On Mars there are four eclipses a day. Tomorrow I will have seen a thousand of them.
It would be hard not to. I have not been to sleep in months and there is nothing to watch except the sky. The endless rust-orange of the ground gives me headaches and I look down as little as possible. If you could see me, you would notice the scabs from tripping over rocks. But you can't, not from that height.
You have orbited twice now. The ship looked like any bright asteroid at first, except it was going the wrong way through the sky. It caught the light of the weak sun, flared, sped from right to left, and was gone. The same again twenty hours later.
I remember what it was like in there. The months of isotonic exercise in the white oubliette. Fitness was a large factor in our selection, as if a low resting pulse and blood pressure were vital to endure eight months of bone and muscle atrophy. Running a marathon in under three hours is no preparation for it. We joked that the next batch should be chosen on video game-playing ability.
I was so fascinated with the two odd moons, Phobos and Deimos, and thought how appropriate it was that the god of war was attended by Fear and Terror. But it has been eight hundred eclipses since I thought that, because there is not war or fear or anything here. There is not water outside this glass and there is not a single green man. There is me, and the dead grass of the terraform, and the sky. And now you.
Three years ago, I spent a month driving the mountains of northern Mexico in pursuit of a single photograph: the spacestation Mir transiting the crescent moon. I got it on the night our calendars went from the last century to this one. A bemused border patrol officer watched from his truck. Do you know, your craft looks like that same mercurial streak? If only Fear and Terror were spherical, I might try it again.
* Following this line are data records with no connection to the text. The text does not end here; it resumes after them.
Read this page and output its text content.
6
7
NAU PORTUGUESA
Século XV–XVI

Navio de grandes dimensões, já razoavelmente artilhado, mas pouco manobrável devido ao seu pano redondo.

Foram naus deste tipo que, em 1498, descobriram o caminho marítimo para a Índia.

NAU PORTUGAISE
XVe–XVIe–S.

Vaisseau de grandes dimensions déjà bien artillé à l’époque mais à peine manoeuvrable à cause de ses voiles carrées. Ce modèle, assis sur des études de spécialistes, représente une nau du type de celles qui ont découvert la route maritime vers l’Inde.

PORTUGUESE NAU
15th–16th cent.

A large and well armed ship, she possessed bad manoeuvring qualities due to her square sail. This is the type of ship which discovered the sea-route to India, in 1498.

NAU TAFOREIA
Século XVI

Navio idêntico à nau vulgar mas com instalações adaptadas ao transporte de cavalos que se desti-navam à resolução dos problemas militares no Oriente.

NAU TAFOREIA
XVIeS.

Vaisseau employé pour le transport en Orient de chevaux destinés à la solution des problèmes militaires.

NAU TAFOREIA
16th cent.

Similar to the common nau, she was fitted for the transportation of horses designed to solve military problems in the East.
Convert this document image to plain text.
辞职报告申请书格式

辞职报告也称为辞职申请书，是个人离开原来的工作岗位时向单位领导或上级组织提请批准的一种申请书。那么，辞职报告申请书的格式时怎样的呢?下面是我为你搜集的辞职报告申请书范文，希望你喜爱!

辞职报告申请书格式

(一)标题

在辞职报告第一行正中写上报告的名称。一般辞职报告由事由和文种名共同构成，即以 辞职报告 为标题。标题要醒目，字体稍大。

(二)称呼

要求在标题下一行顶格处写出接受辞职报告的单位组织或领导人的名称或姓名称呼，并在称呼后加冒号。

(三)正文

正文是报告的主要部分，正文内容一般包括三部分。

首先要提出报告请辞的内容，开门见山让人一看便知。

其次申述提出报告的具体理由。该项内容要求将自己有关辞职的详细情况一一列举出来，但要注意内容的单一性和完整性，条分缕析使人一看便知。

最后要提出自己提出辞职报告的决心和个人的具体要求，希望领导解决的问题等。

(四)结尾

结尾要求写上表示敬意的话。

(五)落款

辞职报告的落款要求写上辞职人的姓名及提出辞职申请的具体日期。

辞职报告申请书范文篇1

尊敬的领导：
You must be looking for me; why else would you be here? Well, I won't be found. Teresa and I reduced as much as we could to rubble before she died, including the inedible scraps of the others. We both stopped eating around the same time, but she had less reserve than me and her marasmus was quick though not merciful. I couldn't eat her though, not her. It might be interesting to observe her decomposition, slow compared to the bodies I autopsied on Earth. But the air is too clear to care about seeing that for myself.
The night sky is far sharper than it ever was at home, and with no artificial light, far darker. It's like looking through my old Meade 16-inch telescope. We were well prepared on the journey with charts of the planetary movements; the aspect from here is only slightly different to Earth. Once Teresa and the others were no longer a distraction it didn't take long to adjust.
Every morning I lie out flat and disappear into the pink light that is never brighter than dusk at home. As pink as Teresa's nipples were. She was meant to be my Tethys, we would spawn in the rivers we created together. I seem to need no more of the disappearing water now than I do sleep. I will not siphon frost off the polar caps this winter.
You flash by again; I see a moon rising over rock-strewn dunes. The moon had a name, I knew that name, I'm sure of it. The first of us to go was Robert, who passed his last week by reciting every object in his New York apartment in exacting detail. The way a teacup felt cupped in his fingers, the warmth of a glass paperweight by the window. The cracked window panes. The sheepskin rug.
Soon I expect to have forgotten the names of my family, my friends. Then last of all, I know Teresa will go. The pink sky will be just as touching but I won't know why. I am waiting for something I know is coming.
I would wonder when you'll land, if it was still important to wonder.